Find ALL integer solutions (n,m) of the equation $(n+1)(2n+1)=10m^2$
Let $x=n+1$. The equation becomes $$x(2x-1)=10m^2 \\ 2x^2-x-10m^2=0 \\ x=\frac{1 \pm \sqrt{1+80m^2}}{4}$$
It follows that $1+80m^2$ must be a perfect square. Thus $$y^2=1+80m^2 \Rightarrow\\ y^2-80m^2=1$$
This is the Pell equation, and has solutions. Now, for each solution $(y,m)$, $y$ must be odd. Then, each of $1+y, 1-y$ is even, and their sum is $2$, meaning that exactly one of them is divisible by $4$ (look at them $\pmod{4}$).

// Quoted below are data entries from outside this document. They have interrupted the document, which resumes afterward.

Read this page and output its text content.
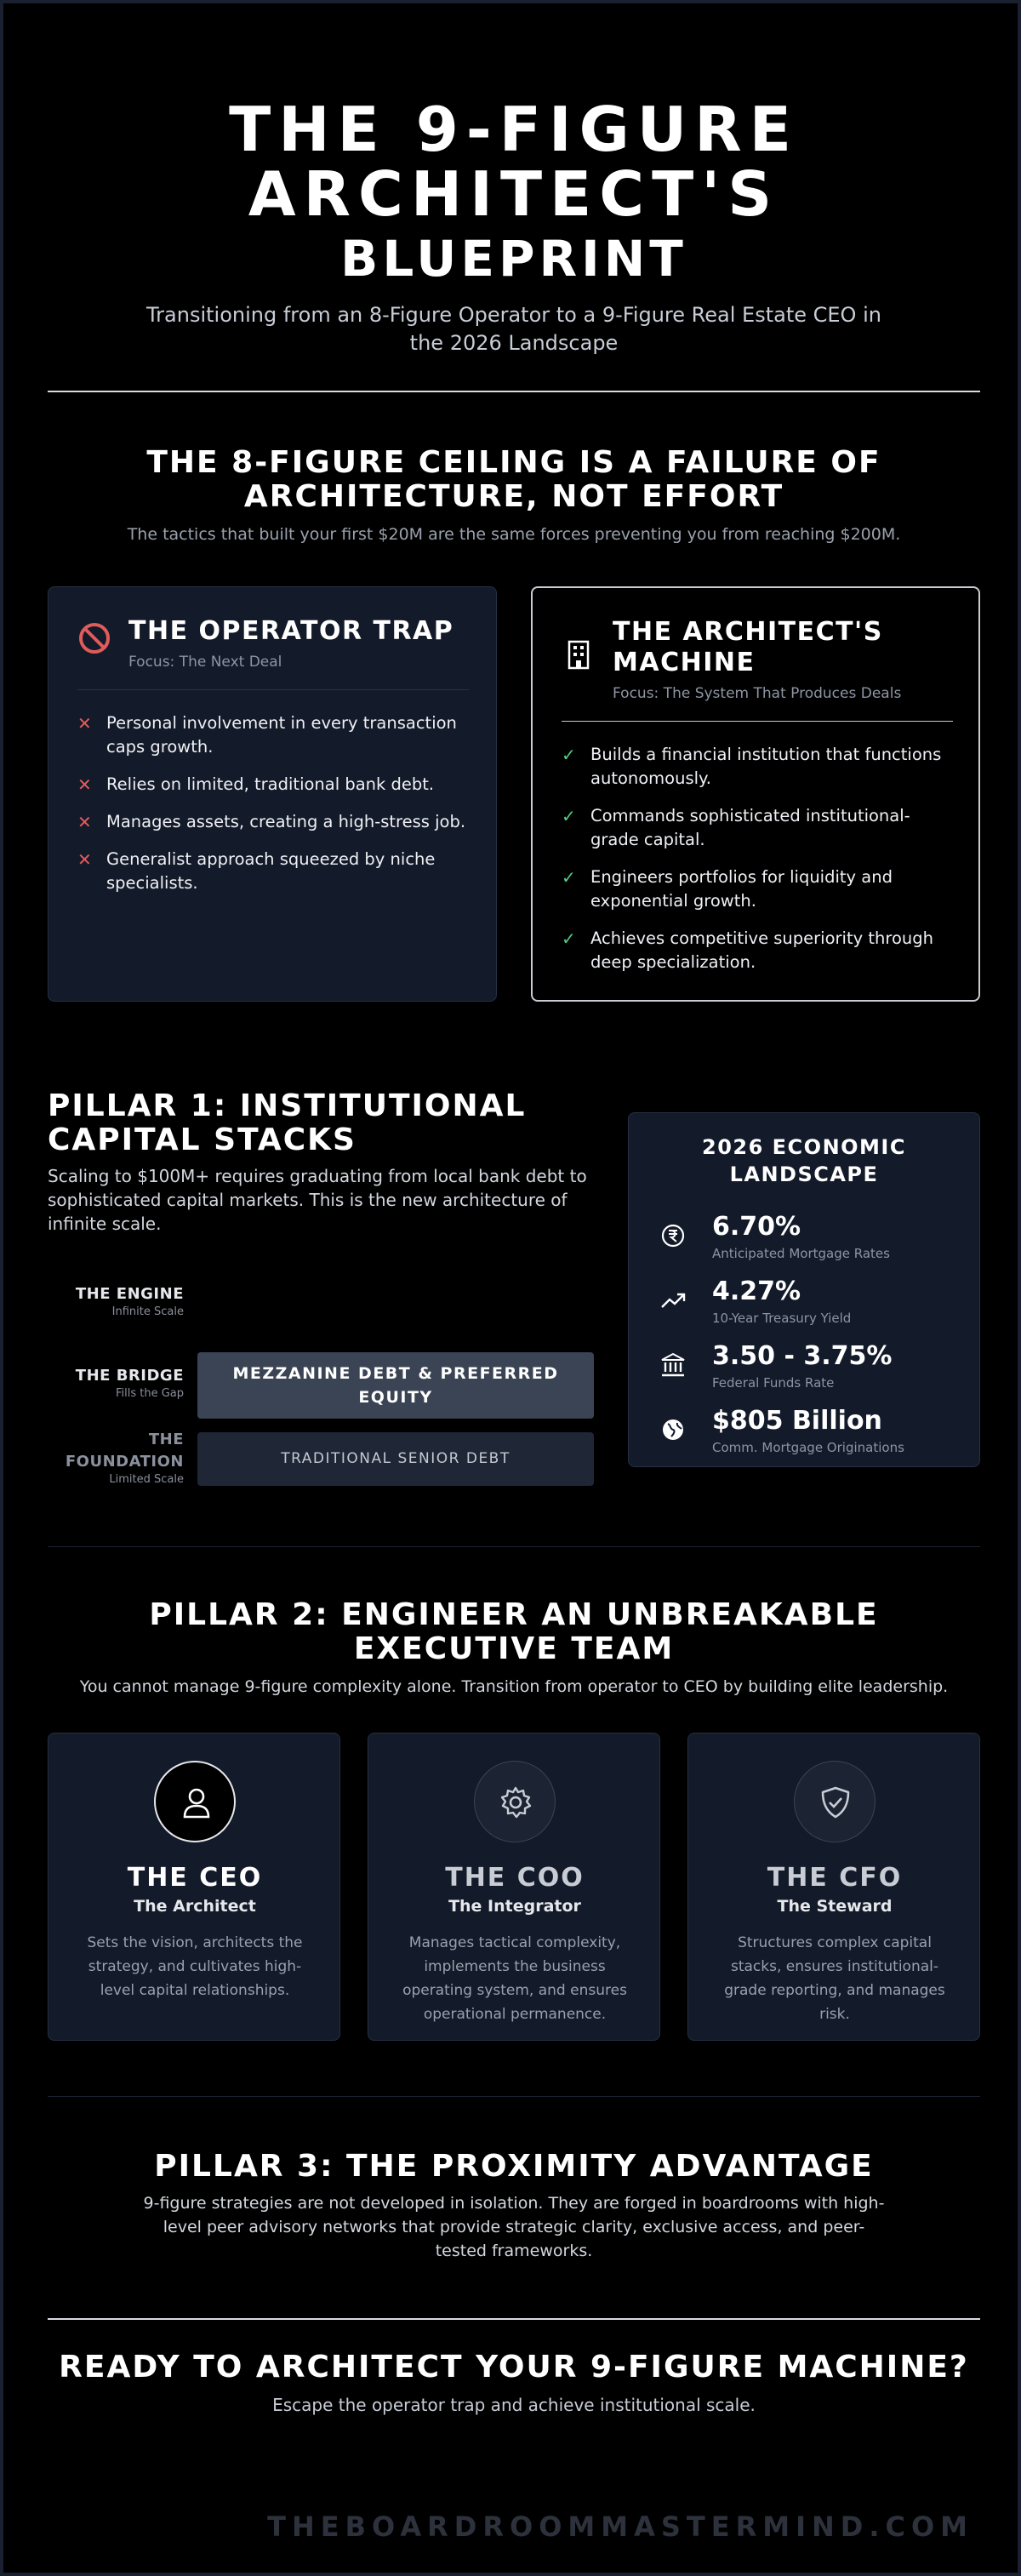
THE 9-FIGURE
ARCHITECT'S
BLUEPRINT

Transitioning from an 8-Figure Operator to a 9-Figure Real Estate CEO in the 2026 Landscape

THE 8-FIGURE CEILING IS A FAILURE OF ARCHITECTURE, NOT EFFORT

The tactics that built your first $20M are the same forces preventing you from reaching $200M.

THE OPERATOR TRAP
Focus: The Next Deal
✕ Personal involvement in every transaction caps growth.
✕ Relies on limited, traditional bank debt.
✕ Manages assets, creating a high-stress job.
✕ Generalist approach squeezed by niche specialists.
THE ARCHITECT'S MACHINE
Focus: The System That Produces Deals
✓ Builds a financial institution that functions autonomously.
✓ Commands sophisticated institutional-grade capital.
✓ Engineers portfolios for liquidity and exponential growth.
✓ Achieves competitive superiority through deep specialization.
PILLAR 1: INSTITUTIONAL CAPITAL STACKS

Scaling to $100M+ requires graduating from local bank debt to sophisticated capital markets. This is the new architecture of infinite scale.

THE ENGINE
Infinite Scale
THE BRIDGE
Fills the Gap
THE FOUNDATION
Limited Scale
MEZZANINE DEBT & PREFERRED EQUITY
TRADITIONAL SENIOR DEBT
2026 ECONOMIC LANDSCAPE
6.70%
Anticipated Mortgage Rates
4.27%
10-Year Treasury Yield
3.50 - 3.75%
Federal Funds Rate
$805 Billion
Comm. Mortgage Originations
PILLAR 2: ENGINEER AN UNBREAKABLE EXECUTIVE TEAM

You cannot manage 9-figure complexity alone. Transition from operator to CEO by building elite leadership.

THE CEO
The Architect
Sets the vision, architects the strategy, and cultivates high-level capital relationships.
THE COO
The Integrator
Manages tactical complexity, implements the business operating system, and ensures operational permanence.
THE CFO
The Steward
Structures complex capital stacks, ensures institutional-grade reporting, and manages risk.
PILLAR 3: THE PROXIMITY ADVANTAGE

9-figure strategies are not developed in isolation. They are forged in boardrooms with high-level peer advisory networks that provide strategic clarity, exclusive access, and peer-tested frameworks.

READY TO ARCHITECT YOUR 9-FIGURE MACHINE?

Escape the operator trap and achieve institutional scale.

THEBOARDROOMMASTERMIND.COM
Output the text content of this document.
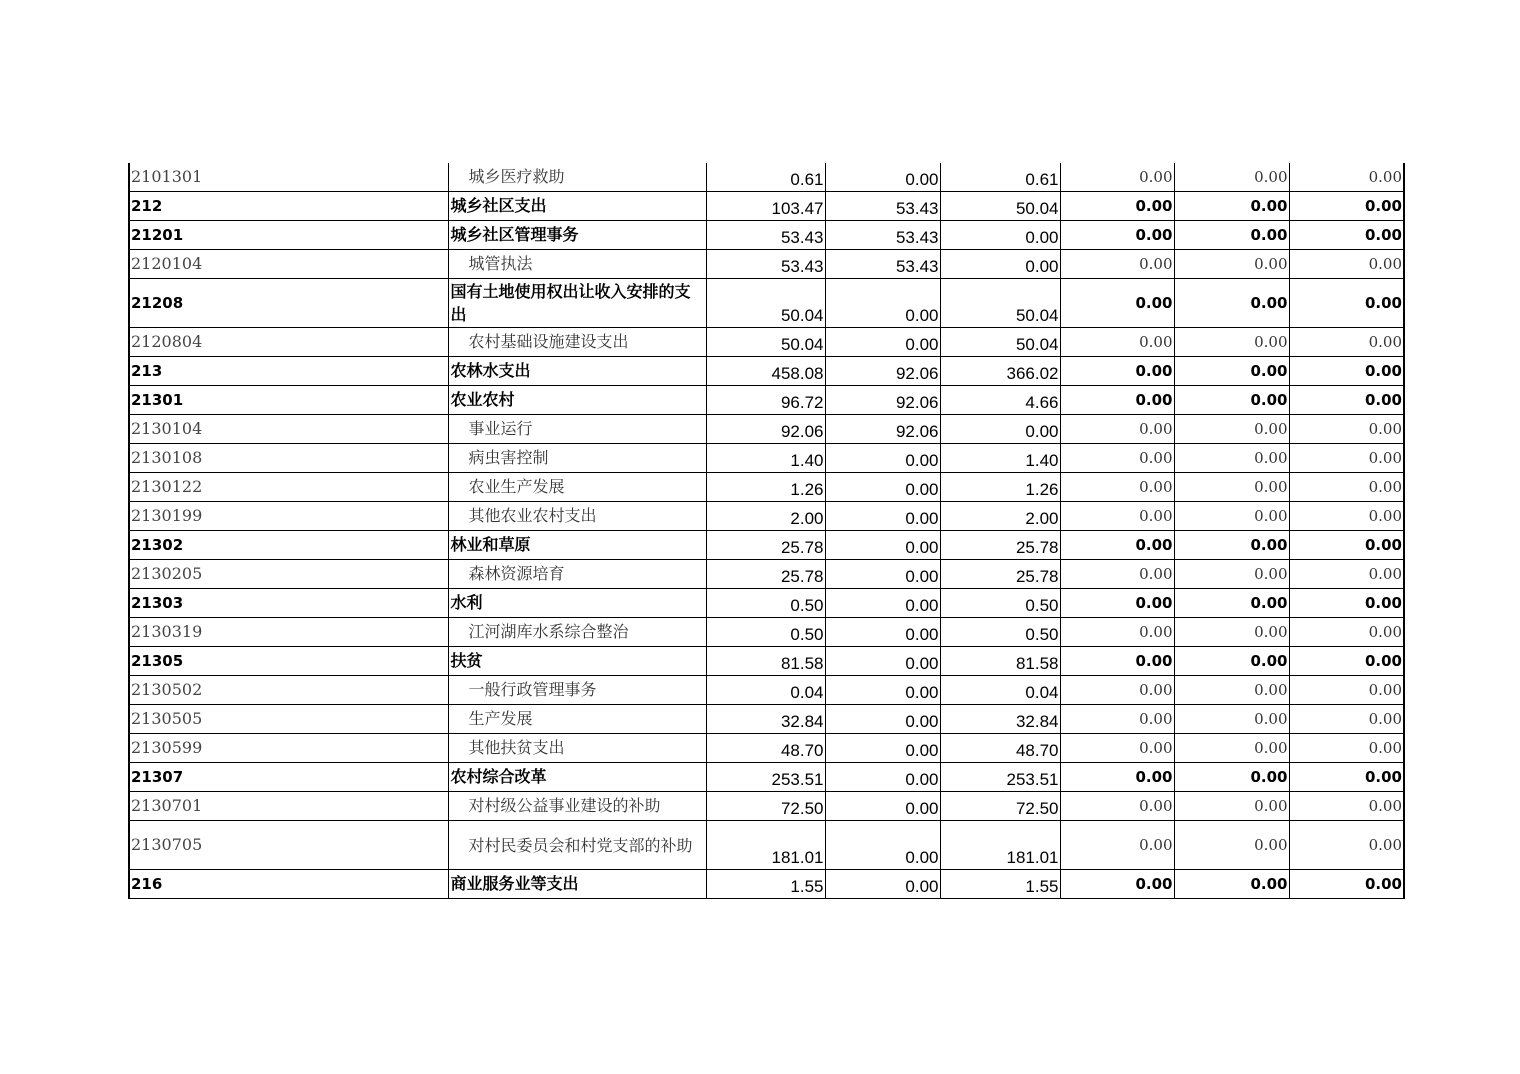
2101301	城乡医疗救助	0.61	0.00	0.61	0.00	0.00	0.00
212	城乡社区支出	103.47	53.43	50.04	0.00	0.00	0.00
21201	城乡社区管理事务	53.43	53.43	0.00	0.00	0.00	0.00
2120104	城管执法	53.43	53.43	0.00	0.00	0.00	0.00
21208	国有土地使用权出让收入安排的支出	50.04	0.00	50.04	0.00	0.00	0.00
2120804	农村基础设施建设支出	50.04	0.00	50.04	0.00	0.00	0.00
213	农林水支出	458.08	92.06	366.02	0.00	0.00	0.00
21301	农业农村	96.72	92.06	4.66	0.00	0.00	0.00
2130104	事业运行	92.06	92.06	0.00	0.00	0.00	0.00
2130108	病虫害控制	1.40	0.00	1.40	0.00	0.00	0.00
2130122	农业生产发展	1.26	0.00	1.26	0.00	0.00	0.00
2130199	其他农业农村支出	2.00	0.00	2.00	0.00	0.00	0.00
21302	林业和草原	25.78	0.00	25.78	0.00	0.00	0.00
2130205	森林资源培育	25.78	0.00	25.78	0.00	0.00	0.00
21303	水利	0.50	0.00	0.50	0.00	0.00	0.00
2130319	江河湖库水系综合整治	0.50	0.00	0.50	0.00	0.00	0.00
21305	扶贫	81.58	0.00	81.58	0.00	0.00	0.00
2130502	一般行政管理事务	0.04	0.00	0.04	0.00	0.00	0.00
2130505	生产发展	32.84	0.00	32.84	0.00	0.00	0.00
2130599	其他扶贫支出	48.70	0.00	48.70	0.00	0.00	0.00
21307	农村综合改革	253.51	0.00	253.51	0.00	0.00	0.00
2130701	对村级公益事业建设的补助	72.50	0.00	72.50	0.00	0.00	0.00
2130705	对村民委员会和村党支部的补助	181.01	0.00	181.01	0.00	0.00	0.00
216	商业服务业等支出	1.55	0.00	1.55	0.00	0.00	0.00
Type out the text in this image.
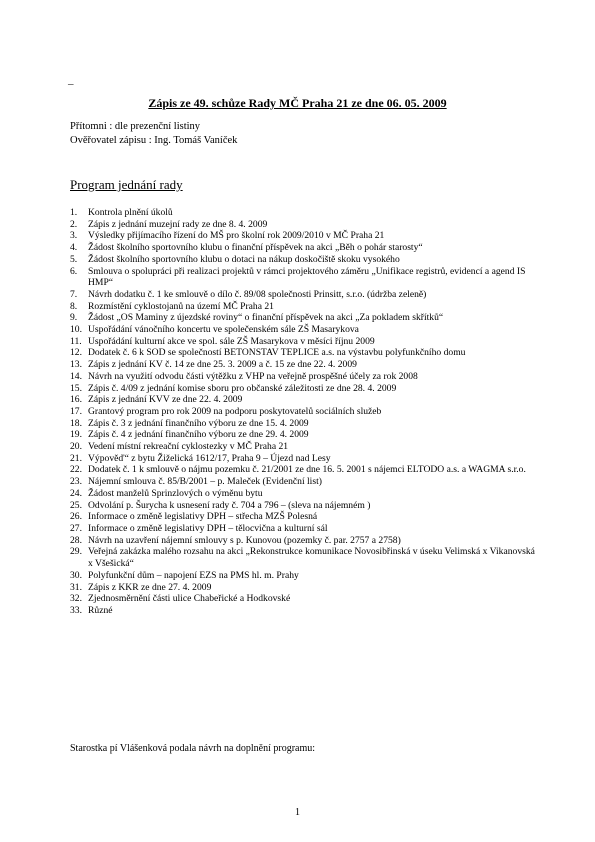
–
Zápis ze 49. schůze Rady MČ Praha 21 ze dne 06. 05. 2009
Přítomni : dle prezenční listiny
Ověřovatel zápisu : Ing. Tomáš Vaníček
Program jednání rady
1.	Kontrola plnění úkolů
2.	Zápis z jednání muzejní rady ze dne 8. 4. 2009
3.	Výsledky přijímacího řízení do MŠ pro školní rok 2009/2010 v MČ Praha 21
4.	Žádost školního sportovního klubu o finanční příspěvek na akci „Běh o pohár starosty“
5.	Žádost školního sportovního klubu o dotaci na nákup doskočiště skoku vysokého
6.	Smlouva o spolupráci při realizaci projektů v rámci projektového záměru „Unifikace registrů, evidencí a agend IS HMP“
7.	Návrh dodatku č. 1 ke smlouvě o dílo č. 89/08 společnosti Prinsitt, s.r.o. (údržba zeleně)
8.	Rozmístění cyklostojanů na území MČ Praha 21
9.	Žádost „OS Maminy z újezdské roviny“ o finanční příspěvek na akci „Za pokladem skřítků“
10. Uspořádání vánočního koncertu ve společenském sále ZŠ Masarykova
11. Uspořádání kulturní akce ve spol. sále ZŠ Masarykova v měsíci říjnu 2009
12. Dodatek č. 6 k SOD se společností BETONSTAV TEPLICE a.s. na výstavbu polyfunkčního domu
13. Zápis z jednání KV č. 14 ze dne 25. 3. 2009 a č. 15 ze dne 22. 4. 2009
14. Návrh na využití odvodu části výtěžku z VHP na veřejně prospěšné účely za rok 2008
15. Zápis č. 4/09 z jednání komise sboru pro občanské záležitosti ze dne 28. 4. 2009
16. Zápis z jednání KVV ze dne 22. 4. 2009
17. Grantový program pro rok 2009 na podporu poskytovatelů sociálních služeb
18. Zápis č. 3 z jednání finančního výboru ze dne 15. 4. 2009
19. Zápis č. 4 z jednání finančního výboru ze dne 29. 4. 2009
20. Vedení místní rekreační cyklostezky v MČ Praha 21
21. Výpověď“ z bytu Žiželická 1612/17, Praha 9 – Újezd nad Lesy
22. Dodatek č. 1 k smlouvě o nájmu pozemku č. 21/2001 ze dne 16. 5. 2001 s nájemci ELTODO a.s. a WAGMA s.r.o.
23. Nájemní smlouva č. 85/B/2001 – p. Maleček (Evidenční list)
24. Žádost manželů Sprinzlových o výměnu bytu
25. Odvolání p. Šurycha k usnesení rady č. 704 a 796 – (sleva na nájemném )
26. Informace o změně legislativy DPH – střecha MZŠ Polesná
27. Informace o změně legislativy DPH – tělocvična a kulturní sál
28. Návrh na uzavření nájemní smlouvy s p. Kunovou (pozemky č. par. 2757 a 2758)
29. Veřejná zakázka malého rozsahu na akci „Rekonstrukce komunikace Novosibřinská v úseku Velimská x Vikanovská x Všešická“
30. Polyfunkční dům – napojení EZS na PMS hl. m. Prahy
31. Zápis z KKR ze dne 27. 4. 2009
32. Zjednosměrnění části ulice Chabeřické a Hodkovské
33. Různé
Starostka pí Vlášenková podala návrh na doplnění programu:
1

That particular value leads to an integer value of $x$.
I got this. We have $(n+1)(2n+1)=2n^2+3n+1=10m^2$, if we multiply last equation by $8$ we get $16n^2+24n+8=80m^2$, but we can write this equation as $$(4n+3)^2-1=80m^2.$$
So if we set $4n+3=x$ we get the Pell-equation $x^2-80m^2=1$. The fundamental solution of this equation is $x=9$ and $m=1$, hence we have the following recursive formulas $$x_{r+1}=9x_r+80m_r,$$ $$m_{r+1}=x_r+9m_r,$$ where $r\in\Bbb{N}$. Therefore $$n=\frac{9x_r+80m_r-3}{4}=\frac{9x_r-3}{4}+20m_r.$$
This means that in order to have $n\in\Bbb{Z}$ we must have $9x_r\equiv 3\pmod 4$, equivalently $x_r\equiv 3\pmod 4$. Now, from $x_{r+1}=9x_r+80m_r$ it's easy to prove by induction that $x_r\equiv 1\pmod4$ for every $r\in\Bbb{N}$, so $-x_r\equiv 3\pmod 4$ and this lead us to infinitely many solutions, i.e. for every $x_r$ which is a solution of $x^2-80m^2=1$, we just need to take $-x_r$ in order to have $n\in\Bbb{Z}$. Hence all the solutions are $$(n,m)=\Bigl(\frac{-x_r-3}{4}, \pm m_r\Bigr).$$